WPL’s longer dated LNG projects – Browse, Sunrise, its Canadian LNG project (Kitimat) – also did not merit much attention.
No-one would be surprised however to see that stories of heroic cost cutting were underlined. In our view such numbers are open to much manipulation – particularly when Management is incentivised to do so by blunt and short term bonus-delivering metrics.

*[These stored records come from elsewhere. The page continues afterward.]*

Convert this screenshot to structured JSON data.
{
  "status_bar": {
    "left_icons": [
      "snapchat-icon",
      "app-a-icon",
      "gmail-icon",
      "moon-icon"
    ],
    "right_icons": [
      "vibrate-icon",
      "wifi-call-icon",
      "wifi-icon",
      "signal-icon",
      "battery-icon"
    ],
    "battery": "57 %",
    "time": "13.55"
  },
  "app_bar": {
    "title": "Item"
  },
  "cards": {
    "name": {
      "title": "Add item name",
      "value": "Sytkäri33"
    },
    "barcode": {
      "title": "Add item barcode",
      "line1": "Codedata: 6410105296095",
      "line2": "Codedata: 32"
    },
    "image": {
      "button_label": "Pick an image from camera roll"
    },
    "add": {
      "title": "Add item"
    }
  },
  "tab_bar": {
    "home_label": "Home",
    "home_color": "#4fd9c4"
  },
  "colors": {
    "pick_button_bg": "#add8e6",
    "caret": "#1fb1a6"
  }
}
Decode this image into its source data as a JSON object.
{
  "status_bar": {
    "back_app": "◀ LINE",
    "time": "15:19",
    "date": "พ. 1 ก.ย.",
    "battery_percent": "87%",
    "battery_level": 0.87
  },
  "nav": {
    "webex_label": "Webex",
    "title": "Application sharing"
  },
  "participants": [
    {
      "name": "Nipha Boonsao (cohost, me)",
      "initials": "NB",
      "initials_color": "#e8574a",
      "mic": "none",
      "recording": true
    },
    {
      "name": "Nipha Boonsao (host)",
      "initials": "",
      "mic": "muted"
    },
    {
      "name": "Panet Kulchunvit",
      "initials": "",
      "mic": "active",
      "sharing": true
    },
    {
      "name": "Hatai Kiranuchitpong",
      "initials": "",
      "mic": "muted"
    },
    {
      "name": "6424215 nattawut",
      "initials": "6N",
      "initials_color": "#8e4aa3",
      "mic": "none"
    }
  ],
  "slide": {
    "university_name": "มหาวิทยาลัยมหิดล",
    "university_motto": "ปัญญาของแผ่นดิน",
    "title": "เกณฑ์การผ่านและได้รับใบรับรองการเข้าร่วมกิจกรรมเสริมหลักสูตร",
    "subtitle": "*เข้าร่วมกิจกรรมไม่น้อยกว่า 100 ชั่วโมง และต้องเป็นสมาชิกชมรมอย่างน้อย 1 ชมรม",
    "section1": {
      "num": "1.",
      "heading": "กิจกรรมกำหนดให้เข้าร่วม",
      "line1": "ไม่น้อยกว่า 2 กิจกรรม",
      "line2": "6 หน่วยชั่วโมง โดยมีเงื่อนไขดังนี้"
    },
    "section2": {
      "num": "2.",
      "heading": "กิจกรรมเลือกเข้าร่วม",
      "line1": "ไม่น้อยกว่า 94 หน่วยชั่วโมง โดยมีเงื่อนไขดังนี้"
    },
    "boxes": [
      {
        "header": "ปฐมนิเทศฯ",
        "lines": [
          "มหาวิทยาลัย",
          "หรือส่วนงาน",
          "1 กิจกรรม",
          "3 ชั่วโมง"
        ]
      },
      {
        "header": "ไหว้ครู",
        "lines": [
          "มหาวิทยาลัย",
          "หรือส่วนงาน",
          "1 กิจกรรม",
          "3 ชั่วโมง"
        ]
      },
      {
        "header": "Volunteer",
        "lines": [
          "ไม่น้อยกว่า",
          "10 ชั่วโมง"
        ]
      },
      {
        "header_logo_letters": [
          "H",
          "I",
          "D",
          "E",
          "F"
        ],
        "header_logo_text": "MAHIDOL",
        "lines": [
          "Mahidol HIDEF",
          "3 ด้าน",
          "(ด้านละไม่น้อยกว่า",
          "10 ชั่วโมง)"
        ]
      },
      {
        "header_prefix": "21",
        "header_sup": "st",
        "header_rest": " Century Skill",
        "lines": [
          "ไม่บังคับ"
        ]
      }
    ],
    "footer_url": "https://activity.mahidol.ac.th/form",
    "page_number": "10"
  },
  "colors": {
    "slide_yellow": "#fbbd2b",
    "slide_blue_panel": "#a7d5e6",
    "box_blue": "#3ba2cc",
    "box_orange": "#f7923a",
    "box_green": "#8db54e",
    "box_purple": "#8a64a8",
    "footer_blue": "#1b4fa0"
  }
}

Company news – Beach Energy (BPT)
A very small scale deal was announced today by micro-cap Key Energy Ltd (KEY) – the purchase of some Queensland Cooper Basin tenements from BPT for the small sum of A$125,000 plus a 1.5% royalty. To us the most interesting element about the deal was the CP that the Queensland Government not impose an environmental bonding obligation on KEY of greater than A$300k. As Governments get increasingly wary of abandonment, etc, liabilities landing in their laps, small-caps will find it harder to fund much bigger bonds than used to prevail in Australia.
Quote of the day
Although the oil patch is showing some signs of life, full blown animal spirits at the exploration end remain elusive. This zeitgeist was recently captured well in a recent blog by David Bamford, once BP’s Head of Exploration:
“It would be easier to raise money for a spittoon manufacturer than to raise equity funding for a ‘pure’ exploration company.”